33. The preparation method according to claim 32, wherein the freeze-drying protective agent further comprises one or more of mannitol, glucose, or lactose.
34. The preparation method according to claim 33, wherein the mass ratio of sucrose to trehalose to mannitol or glucose or lactose is 5-15:5-11:1-5.
35. The preparation method according to claim 32, wherein the freeze-drying protective agent comprises sucrose, trehalose, and mannitol with a mass ratio of sucrose to trehalose to mannitol is 5-15:5-11:1-5.
36. The preparation method according to claim 32, wherein the pre-freezing is performed at a temperature of −80° C. to −50° C. for a period of 2-6 h.

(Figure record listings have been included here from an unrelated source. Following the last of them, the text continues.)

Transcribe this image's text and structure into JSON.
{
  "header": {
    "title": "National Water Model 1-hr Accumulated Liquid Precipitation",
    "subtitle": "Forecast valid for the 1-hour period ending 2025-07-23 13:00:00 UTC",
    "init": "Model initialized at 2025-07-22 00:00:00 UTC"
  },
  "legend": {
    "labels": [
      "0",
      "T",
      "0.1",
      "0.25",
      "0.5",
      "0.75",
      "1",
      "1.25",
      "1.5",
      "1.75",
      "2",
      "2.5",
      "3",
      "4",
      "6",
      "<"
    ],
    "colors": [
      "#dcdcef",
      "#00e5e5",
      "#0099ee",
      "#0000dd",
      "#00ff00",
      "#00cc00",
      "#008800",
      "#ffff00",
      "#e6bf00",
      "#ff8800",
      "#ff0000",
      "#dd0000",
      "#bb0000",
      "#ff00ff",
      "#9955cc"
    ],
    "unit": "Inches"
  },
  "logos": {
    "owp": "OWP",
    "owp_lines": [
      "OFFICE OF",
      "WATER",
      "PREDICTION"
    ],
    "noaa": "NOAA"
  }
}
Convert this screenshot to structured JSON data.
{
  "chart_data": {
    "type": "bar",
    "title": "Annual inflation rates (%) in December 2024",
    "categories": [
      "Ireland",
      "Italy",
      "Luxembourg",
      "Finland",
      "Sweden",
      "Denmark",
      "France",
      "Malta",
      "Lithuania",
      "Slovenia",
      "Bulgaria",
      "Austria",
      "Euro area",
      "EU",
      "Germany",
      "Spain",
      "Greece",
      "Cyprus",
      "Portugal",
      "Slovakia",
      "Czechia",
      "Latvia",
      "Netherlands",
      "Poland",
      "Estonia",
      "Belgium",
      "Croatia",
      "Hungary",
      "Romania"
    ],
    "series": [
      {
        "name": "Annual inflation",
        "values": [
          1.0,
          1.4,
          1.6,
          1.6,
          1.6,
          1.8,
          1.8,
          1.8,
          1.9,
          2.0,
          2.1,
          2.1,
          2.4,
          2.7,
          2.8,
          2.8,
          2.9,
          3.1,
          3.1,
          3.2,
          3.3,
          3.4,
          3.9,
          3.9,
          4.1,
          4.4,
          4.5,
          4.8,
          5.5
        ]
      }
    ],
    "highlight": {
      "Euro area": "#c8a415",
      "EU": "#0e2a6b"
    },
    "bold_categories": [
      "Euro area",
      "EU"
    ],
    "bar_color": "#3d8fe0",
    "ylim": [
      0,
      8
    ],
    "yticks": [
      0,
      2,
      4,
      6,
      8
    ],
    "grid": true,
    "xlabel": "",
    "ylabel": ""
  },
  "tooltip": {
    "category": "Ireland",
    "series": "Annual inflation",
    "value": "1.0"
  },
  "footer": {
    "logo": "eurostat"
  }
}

37. The preparation method according to claim 32, wherein the sublimation drying is performed at a temperature of −60° C. to 0° C. with an end temperature of −5° C. to 0° C. and vacuum pressure controlled to be ≤10 Pa.
38. The preparation method according to claim 32, wherein the desorption drying is performed at a temperature of 0-35° C. with an end temperature of 30-35° C., running time of 2-8 h, and vacuum pressure controlled to be ≤10 Pa.
39. The preparation method according to claim 37, wherein the sublimation drying is divided into 2-8 stages in a gradient heating mode, with each of the stages being in a heating gradient of 5-30° C. and maintained for 0.5-10 h.